Are planning authority’s power to impose conditions limited? What lessons are there from a planning authority’s decision in a recent case?
Conditions imposed on planning permission
Many people navigating the planning process (whether as a professional, applicant or interested party) will have come to that part of a committee meeting where Members speculate and take representations on what conditions might be imposed if the committee were minded to approve a scheme.
This can represent a redoubt for objectors who, sensing that the decision on the principle of development is going against them, will seek to have robust conditions imposed on any planning permission. A cynic could suggest that the motivation of certain objectors might even be to achieve a conditioned scheme that is effectively unimplementable (either on the basis of available land or resources); a pyric victory for the applicant/developer.
However, the power available to planning authorities to impose conditions is not unconstrained, notwithstanding what would seem to be the plain language of section 70 of the Town and Country Planning Act that the authority may grant planning permission “subject to such conditions as it thinks fit”.
The ‘tests’ to be applied
The Court in Newbury v SSE (1978) 1 WLR 124 set out the ‘tests’ to be applied to the decision to impose a given condition:
- It must be for a planning purpose and not for any ulterior one;
- It must be fairly and reasonably related to the development permitted; and
- It must not be unreasonable.
In terms of the reasonableness question, whilst a condition may lawfully limit or enlarge a scheme or change its nature to some extent, but it must not result in a development which in substance is not that which was applied for (Bernard Wheatcroft Ltd v SSE (1982) 43 P&CR 233); it cannot fundamentally alter the proposal put forward in the original application (R v Coventry CC ex p Arrowcroft [2001] PLCR 7).

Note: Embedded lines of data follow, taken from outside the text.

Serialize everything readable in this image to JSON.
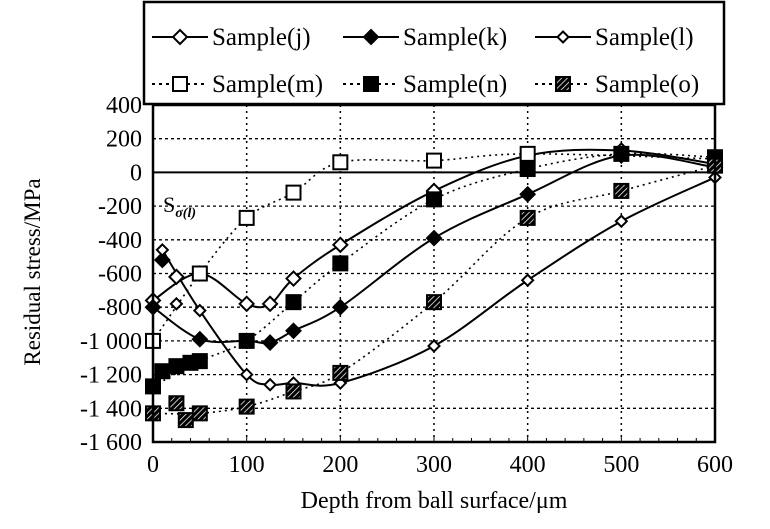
{
  "chart_data": {
    "type": "line",
    "xlabel": "Depth from ball surface/μm",
    "ylabel": "Residual stress/MPa",
    "xlim": [
      0,
      600
    ],
    "ylim": [
      -1600,
      400
    ],
    "xticks": [
      "0",
      "100",
      "200",
      "300",
      "400",
      "500",
      "600"
    ],
    "yticks": [
      "400",
      "200",
      "0",
      "-200",
      "-400",
      "-600",
      "-800",
      "-1 000",
      "-1 200",
      "-1 400",
      "-1 600"
    ],
    "grid": true,
    "legend_position": "top",
    "annotation": {
      "text": "S",
      "subscript": "σ(l)"
    },
    "series": [
      {
        "name": "Sample(j)",
        "marker": "open-diamond",
        "line": "solid",
        "x": [
          0,
          25,
          50,
          100,
          125,
          150,
          200,
          300,
          400,
          500,
          600
        ],
        "y": [
          -760,
          -620,
          -600,
          -780,
          -780,
          -630,
          -430,
          -110,
          100,
          130,
          50
        ]
      },
      {
        "name": "Sample(k)",
        "marker": "filled-diamond",
        "line": "solid",
        "x": [
          0,
          10,
          50,
          100,
          125,
          150,
          200,
          300,
          400,
          500,
          600
        ],
        "y": [
          -800,
          -520,
          -990,
          -1000,
          -1010,
          -940,
          -800,
          -390,
          -130,
          100,
          30
        ]
      },
      {
        "name": "Sample(l)",
        "marker": "small-diamond",
        "line": "solid",
        "x": [
          10,
          25,
          50,
          100,
          125,
          150,
          200,
          300,
          400,
          500,
          600
        ],
        "y": [
          -460,
          -780,
          -820,
          -1200,
          -1260,
          -1250,
          -1250,
          -1030,
          -640,
          -290,
          -30
        ]
      },
      {
        "name": "Sample(m)",
        "marker": "open-square",
        "line": "dotted",
        "x": [
          0,
          50,
          100,
          150,
          200,
          300,
          400,
          600
        ],
        "y": [
          -1000,
          -600,
          -270,
          -120,
          60,
          70,
          110,
          80
        ]
      },
      {
        "name": "Sample(n)",
        "marker": "filled-square",
        "line": "dotted",
        "x": [
          0,
          10,
          25,
          40,
          50,
          100,
          150,
          200,
          300,
          400,
          500,
          600
        ],
        "y": [
          -1270,
          -1180,
          -1150,
          -1130,
          -1120,
          -1000,
          -770,
          -540,
          -160,
          20,
          110,
          90
        ]
      },
      {
        "name": "Sample(o)",
        "marker": "hatched-square",
        "line": "dotted",
        "x": [
          0,
          25,
          35,
          50,
          100,
          150,
          200,
          300,
          400,
          500,
          600
        ],
        "y": [
          -1430,
          -1370,
          -1470,
          -1430,
          -1390,
          -1300,
          -1190,
          -770,
          -270,
          -110,
          40
        ]
      }
    ]
  }
}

Planning authority decision in a recent case
In the recent case of R (on the application of Susan Suliman) v Bournemouth Christchurch and Poole Council & Anr [2022] EWHC 1196 (Admin) the requested condition was a requirement for the development to provide a 12m wide wildlife buffer strip. Although there were different scenarios put to Members, it was accepted that the outcome would have been the loss of a number of houses from the development.
However, because the application was for full planning permission (and so could not be tweaked or re-engineered to accommodate this) the planning authority took the view (on advice) that to impose a condition that would cut the housing delivery in this manner would be to fundamentally alter the scheme approved from that which was applied for.
Although the Authority’s decision to grant planning permission without the ‘buffer zone’ condition was judicially reviewed, that challenge failed. The Court accepted that the advice to Members was legally sound and that the scope of the power to impose conditions didn’t stretch as far as imposing the condition suggested.
Ironically, had the developer acquiesced and accepted a condition as suggested (on the basis that it would find a way to live with it or take the planning permission on offer and seek to change it later) the resulting planning permission would have been susceptible to legal challenge.
There are lessons for all parties flowing from this recent decision which, although it doesn’t create new law, is a useful reminder of the limits on a planning authority’s powers.
The limits on a planning authority’s powers to impose conditions
For a planning authority: to resist the temptation to impose a condition sought by an objector in an effort to steer a safe course between competing interests.
For a developer: not to accept a planning permission at any cost. A planning permission that is later subject to a successful challenge could put them in a worse position than for a refusal that could have been overturned on appeal.
For objectors not to over-reach in terms of what concessions can be gained through the imposition of conditions. Asking for too much might result in getting nothing at all.